Genel olarak bütün dünyanın ne yapacağını bilemediği, hemen hemen bütün fonların ciddi zararlar yazdığı ve birçok ünlü ekonomistin yanıldığı noktada, artık ellerinde geniş bilgi seti ve finansal müdahale araçları ile başrol Merkez Bankalarının.
Dolayısı ile bu çerçeveden bakıldığında TCMB'de kendi önlemlerini almış ve ona göre hareket etmiştir. Belki piyasa şaşırdı; belki birçok ekonomiste göre faiz indirilmesi hata olabilir; ancak içinde bulunduğumuz durum hemen hemen hiç kimsenin daha önce tecrübe etmediği bir süreç.

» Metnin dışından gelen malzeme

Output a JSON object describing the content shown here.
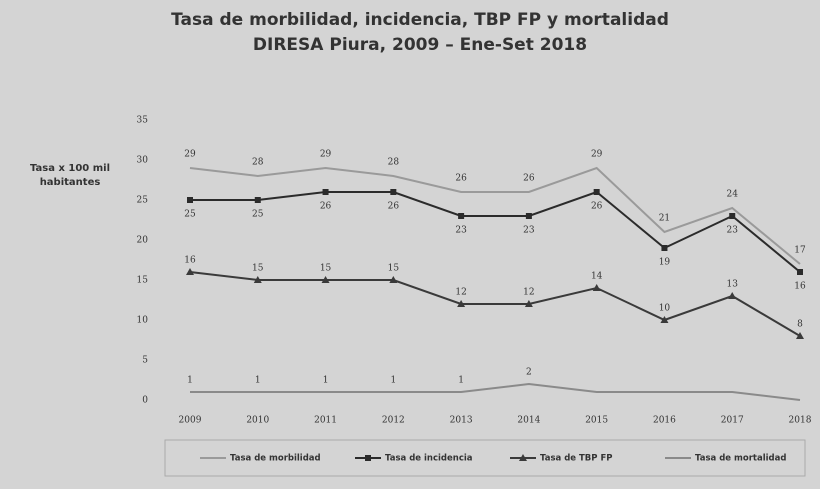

Dolayısı ile uçaklara binildiğinde kalkış öncesi şöyle bir anons vardır ya; ' Now please sit back, fasten your seatbelts and enjoy your flight' ( Şimdi lütfen kemerlerini sıkılaştırın, geriye yaslanın ve yolculuğun keyfini çıkarın) öyle bir dönemden geçiyoruz. Tek farkla; bu çok da keyfi çıkarılacak bir yolculuk olmayacak, bu aşikar.
Şimdi herkes susacak, Merkez Bankaları ve ekonomi kurmayları konuşacak! Vebal de sevap da onların.